Users can improve the out-of-the-box translation quality by adding their terminology into the translation process, on an as-needed basis. They create user-defined dictionaries which override the system's default settings.
Ten years ago, rule-based MT systems (like Systran) were pretty much the only game in town. While rule-based MT worked well for large companies with straightforward terminology, like the automotive or manufacturing industries, it wasn't the best option for many others, like marketing translations. All that changed with Google Translate, which works on a very different model.
Statistical Machine Translation Technology
Statistical machine translation analyzes and indexes of huge amounts of monolingual and bilingual corpora (a.k.a. sets of existing translations). We're not kidding: a minimum of 2 million words for a specific domain and even more for general language are required before stats-based MT can really function effectively. As a result, statistical machine translation is CPU intensive and requires an extensive hardware configuration to run translation models for average performance levels. However, you gain access to a much greater and more diverse pool of possible translations, thereby increasing the odds of getting good quality from the start.
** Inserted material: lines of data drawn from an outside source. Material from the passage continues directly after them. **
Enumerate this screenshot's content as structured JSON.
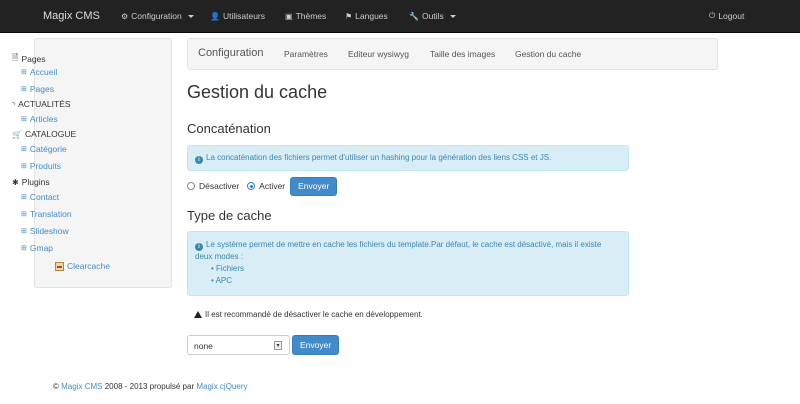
{
  "navbar": {
    "brand": "Magix CMS",
    "items": [
      {
        "label": "Configuration",
        "icon": "wrench-gear-icon",
        "glyph": "⚙",
        "dropdown": true
      },
      {
        "label": "Utilisateurs",
        "icon": "user-icon",
        "glyph": "👤",
        "dropdown": false
      },
      {
        "label": "Thèmes",
        "icon": "book-icon",
        "glyph": "▣",
        "dropdown": false
      },
      {
        "label": "Langues",
        "icon": "flag-icon",
        "glyph": "⚑",
        "dropdown": false
      },
      {
        "label": "Outils",
        "icon": "wrench-icon",
        "glyph": "🔧",
        "dropdown": true
      }
    ],
    "logout": {
      "label": "Logout",
      "icon": "power-icon",
      "glyph": "⏻"
    }
  },
  "sidebar": {
    "pages": {
      "label": "Pages",
      "glyph": "🗎",
      "links": [
        "Accueil",
        "Pages"
      ]
    },
    "news": {
      "label": "ACTUALITÉS",
      "glyph": "◝",
      "links": [
        "Articles"
      ]
    },
    "catalog": {
      "label": "CATALOGUE",
      "glyph": "🛒",
      "links": [
        "Catégorie",
        "Produits"
      ]
    },
    "plugins": {
      "label": "Plugins",
      "glyph": "✱",
      "links": [
        "Contact",
        "Translation",
        "Slideshow",
        "Gmap"
      ]
    },
    "clearcache": "Clearcache",
    "link_glyph": "⊞"
  },
  "tabs": [
    "Configuration",
    "Paramètres",
    "Editeur wysiwyg",
    "Taille des images",
    "Gestion du cache"
  ],
  "main": {
    "title": "Gestion du cache",
    "concat": {
      "heading": "Concaténation",
      "info": "La concaténation des fichiers permet d'utiliser un hashing pour la génération des liens CSS et JS.",
      "option_off": "Désactiver",
      "option_on": "Activer",
      "selected": "Activer",
      "submit": "Envoyer"
    },
    "cache_type": {
      "heading": "Type de cache",
      "info": "Le système permet de mettre en cache les fichiers du template.Par défaut, le cache est désactivé, mais il existe deux modes :",
      "modes": [
        "Fichiers",
        "APC"
      ],
      "warning": "Il est recommandé de désactiver le cache en développement.",
      "select_value": "none",
      "submit": "Envoyer"
    },
    "info_glyph": "i"
  },
  "footer": {
    "copyright": "©",
    "brand_link": "Magix CMS",
    "middle": "2008 - 2013 propulsé par",
    "engine_link": "Magix cjQuery"
  },
  "colors": {
    "navbar_bg": "#222222",
    "link": "#428bca",
    "primary_button": "#428bca",
    "info_bg": "#d9edf7",
    "info_text": "#3a87ad"
  }
}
Google Translate is probably the largest and best-known stats-based system, and for good reason: Google has been indexing translations for years, so they have a large and varied resource base.
What's the difference?
Rule-based MT provides good out-of-domain quality and is by nature predictable. Dictionary-based customization guarantees improved quality and compliance with corporate terminology, but translation results may lack the fluency readers expect. In terms of investment, the customization cycle needed to reach the quality threshold can be long and costly. The performance is high even on standard hardware.
Statistical MT provides good quality when large and qualified corpora are available. The translation is fluent, meaning it reads well and therefore meets user expectations. However, the translation is neither predictable nor consistent. Training from good corpora is automated and cheaper. But training on general language corpora, meaning text other than the specified domain, is poor. Furthermore, statistical MT requires significant hardware to build and manage large translation models.
What's next?
Good question — technology changes make it an exciting time to work in the translation industry, and we're optimistic about what the next ten years may bring. From our standpoint today, MT and human translation each have their place. While MT may be cheap and fast, it doesn't always produce the best quality or work well with the illogical and nuanced characteristics inherent in most every language. If you do use machine translation, this can mean your global users might get the wrong message without a human-driven quality check. Human translation is flexible, accurate, and conveys the right idea, but can be a slower and more expensive process. While the ideal solution would be to have a superhuman translator who works 24/7 and outputs a million words a month with 100% accuracy, that's just not the reality of where we are...or at least, not yet. In some instances, a hybrid solution, combining an initial machine translation followed by a human post-edit, may work if you need to get a very large amount of translation work done quickly and if your translation will work well with current MT technology.